DE GRAVIN, (lachende.)
    Weet gij dat je vrij natuurlijk je rol speelt?
DELVAL.
    Zoudt gij aan mijn opregtheid kunnen twijffelen?
DE GRAVIN.
    Twijffelen? — gantsch niet.
DELVAL.
    Dan doedt gij mij regt.
DE GRAVIN.
    Voorzeker.
[p. 39]
DELVAL.
    En gij gelooft dat ik u bemin?
DE GRAVIN.
    Neen! — en ik ben zeer van het tegendeel overtuigd.
DELVAL.
    De sterkste eden. . . . . 
DE GRAVIN.
    Zouden mij niet overtuigen.
DELVAL.
    Dat is te zeggen, dat gij mij onder die classe van bedriegelijke mans stelt, die . . . . 
DE GRAVIN.
    Neen, mijn Heer! gantsch niet — zoude ik u onder het getal van die mans stellen? denkt niet dat ik zoo weinig oordeel heb. Ik zondere u zekerlijk uit, en ik zie duidelijk het onderscheid dat er tusschen u en alle mans is.
DELVAL, (met vreugd.)
    Die vleïende voorkeuze . . . . 
DE GRAVIN, (met loosheid.)
    Het zal te bezien staan of het er een is.
DELVAL.
    Hoe zoudt gij mij dan stellen onder die genen die gij veracht?
DE GRAVIN.
    Laat ons met reden spreken. Men moet de men- [p. 40] schen eerst beter kennen voor dat men hierover kan oordelen.
DELVAL.
    Niets is redelijker! en de tijd . . . . 
DE GRAVIN.
    Ik weet zeer wel, dat alles zig met den tijd zal ontdekken. Maar daar is een zeker middel om dien tijd te verkorten.
DELVAL.
    Zeg het mij bid ik u?
DE GRAVIN.
    Wel nu! stel mij in staat om u naar waarde te kunnen schatten.
DELVAL.
    Wat moet ik daar toe aanwenden?
DE GRAVIN.
    Een zeer eenvouwig middel.
DELVAL.
    En dat is?
DE GRAVIN.
    Van mij de waarheid te zeggen.
DELVAL.
    Waaromtrend?
DE GRAVIN, (met ernst.)
    Het is niet zonder oorzaak dat gij hier zijt; zeg mij welk oogmerk gij gehad hebt toen gij mij begeerde te zien? antwoord zonder omwegen, en denk niet mij te kunnen bedriegen.
[p. 41]
DELVAL.
    Ik heb veel van uwe schoonheid horen spreken en men heeft uwe verdiensten zoo geprezen, dat ik de drift van zulk een volmaakt voorwerp te zien niet heb kunnen wederstaan. En ik ondervind ten kosten van mijne vrijheid dat dit afbeeldseel naar waarheid is.
DE GRAVIN, (grimlachende, en hem ene
                    diepe neiging makende
)
    Ik verzoek excuus, mijn Heer! maar gij liegt.
DELVAL.
    Houdt op met mij van valschheid te beschuldigen. Daar ben ik onbekwaam toe; maar ik wil wel bekennen, dat voor dat ik de eer gehad heb van u te zien, ik reeds een voornemen heb gehad van u mijn dienst aantebieden, en alles in ’t werk te stellen om mij door u te doen beminnen. . . . . 
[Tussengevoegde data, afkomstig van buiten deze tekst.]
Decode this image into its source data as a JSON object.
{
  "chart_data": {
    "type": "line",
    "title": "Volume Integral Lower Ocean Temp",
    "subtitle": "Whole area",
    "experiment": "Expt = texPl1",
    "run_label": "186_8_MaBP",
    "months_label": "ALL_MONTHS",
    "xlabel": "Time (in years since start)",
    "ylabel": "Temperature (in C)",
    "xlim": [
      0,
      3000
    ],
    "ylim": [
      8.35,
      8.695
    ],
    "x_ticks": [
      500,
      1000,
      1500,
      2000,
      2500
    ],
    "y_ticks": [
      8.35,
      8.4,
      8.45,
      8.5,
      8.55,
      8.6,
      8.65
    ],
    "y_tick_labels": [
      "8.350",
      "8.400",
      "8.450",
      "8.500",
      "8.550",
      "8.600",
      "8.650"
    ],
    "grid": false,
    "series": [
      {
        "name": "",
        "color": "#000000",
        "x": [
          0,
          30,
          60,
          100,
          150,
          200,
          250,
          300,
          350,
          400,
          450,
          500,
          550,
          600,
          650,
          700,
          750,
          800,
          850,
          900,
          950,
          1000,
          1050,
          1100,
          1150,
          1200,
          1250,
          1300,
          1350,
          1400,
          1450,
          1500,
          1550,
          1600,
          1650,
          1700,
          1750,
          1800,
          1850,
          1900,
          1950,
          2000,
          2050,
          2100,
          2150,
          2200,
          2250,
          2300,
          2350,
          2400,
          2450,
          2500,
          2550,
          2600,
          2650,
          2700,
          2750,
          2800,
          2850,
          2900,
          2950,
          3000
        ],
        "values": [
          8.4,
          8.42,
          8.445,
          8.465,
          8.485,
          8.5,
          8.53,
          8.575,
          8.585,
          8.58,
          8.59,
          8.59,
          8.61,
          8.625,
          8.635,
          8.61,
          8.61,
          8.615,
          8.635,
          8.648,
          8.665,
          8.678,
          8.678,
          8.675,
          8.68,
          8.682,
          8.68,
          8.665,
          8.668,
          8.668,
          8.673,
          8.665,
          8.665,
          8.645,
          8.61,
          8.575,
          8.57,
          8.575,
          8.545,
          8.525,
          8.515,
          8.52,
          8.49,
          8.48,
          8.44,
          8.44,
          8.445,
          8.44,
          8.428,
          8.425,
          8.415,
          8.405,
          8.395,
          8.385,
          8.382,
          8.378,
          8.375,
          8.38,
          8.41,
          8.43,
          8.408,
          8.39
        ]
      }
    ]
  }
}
DE GRAVIN, (hem in de rede vallende.)
    Nu spreekt gij de waarheid daar ben ik van verzekerd.
DELVAL.
    En zoo als ik u gezien heb, heeft mijn hart het voornemen, dat de reden alleen gemaakt had, geregtvaardigt.
DE GRAVIN.
    De reden! ik geloof dat gij een verkeerd woord gebruikt.
[p. 42]
DELVAL, (met drift.)
    Het is waar dat een geheim voorgevoel mij onweêrstaanbaar naar het voorwerp trok dat ik al mijn leven moet beminnen.
DE GRAVIN.
    Al uw leven!
DELVAL, (knielende.)
    Ja, Mevrouw! en ik zweer aan uwe voeten dat mijne liefde zoo standvastig als teder en opregt zijn zal.
DE GRAVIN.
    Wat dit betreft die geloof ik, ’t een zoo wel als ’t ander.
DELVAL.
    Wel nu! beslis dan mijn lot.
DE GRAVIN.
    Gaarne.
DELVAL.
    Ik wagt mijn vonnis.
DE GRAVIN.
    Ik ben openhartig.
DELVAL.
    Spreek dan, bid ik u.
DE GRAVIN.
    Gij zijt allerliefst.
DELVAL.
    Mevrouw! . . . . . 
[p. 43]
DE GRAVIN.
    Maar wat de liefde aangaat die zult gij mij nooit inboezemen.
DELVAL, (opstaande.)
    Regtvaardige Hemel!
DE GRAVIN, (spotachtig.)
    Ach! dat is wreed!
DELVAL, (overstelpt van droefheid)
    En gij gaat mij zonder twijffel gebieden u te verlaten.
DE GRAVIN.
    Neen zeker niet, gij kunt blijven.
DELVAL, (met een weinig vergenoegen.)
    Dat is ten minsten een teken van voorkeur.
DE GRAVIN.
    In ’t geheel niet. Ik sta u toe om hier te blijven dewijl gij niet gevaarlijk zijt.
DELVAL.
    Het compliment is niet zeer vleiënd.
DE GRAVIN.
    Ik zou zonder, bezijden de waarheid te gaan, nog meêr kunnen zeggen.
DELVAL.
    Zekerlijk; gij zoudt kunnen zeggen dat gij mij haate.
DE GRAVIN.
    Neen ik haat u niet, en indien gij de sluiër wilt [p. 44] opligten die mij de grond van uw hart verbergt, en dat gij mij opregtelijk wilt beminnen, zoude ik op mijn beurt u dan kunnen liefhebben.
DELVAL, (verrukt.)
    Gij geeft mij het leven weder, als gij uwe gevoelens naar de mijne regelt, dan zal eerlang ene wederzijdsche liefde. . . . . . 
DE GRAVIN.
    Foei! dat kan niet wezen.
DELVAL.
    Waarom niet?
DE GRAVIN.
    Kom, kom.
DELVAL.
    Verklaar u.
DE GRAVIN.
    Zeg mij éne zaak.
DELVAL.
    Wat?
DE GRAVIN.
    Gelooft gij dat de mans nog kunnen beminnen?
DELVAL.
    Ik kan er niet aan twijffelen zedert dat ik u gezien heb.
DE GRAVIN.
    Een overtuigend bewijs, waarlijk!
[p. 45]
DELVAL.
    Ik zeg het in volle overtuiging van mijn hart.
DE GRAVIN.
    Ik spreek van de mans.
DELVAL.
    Ik versta u zeer wel; uw vraag is over de mans in ’t algemeen.
DE GRAVIN.
    Net zoo! gelooft gij, vraag ik, of zij nog kunnen beminnen?
DELVAL.
    Zonder twijffel.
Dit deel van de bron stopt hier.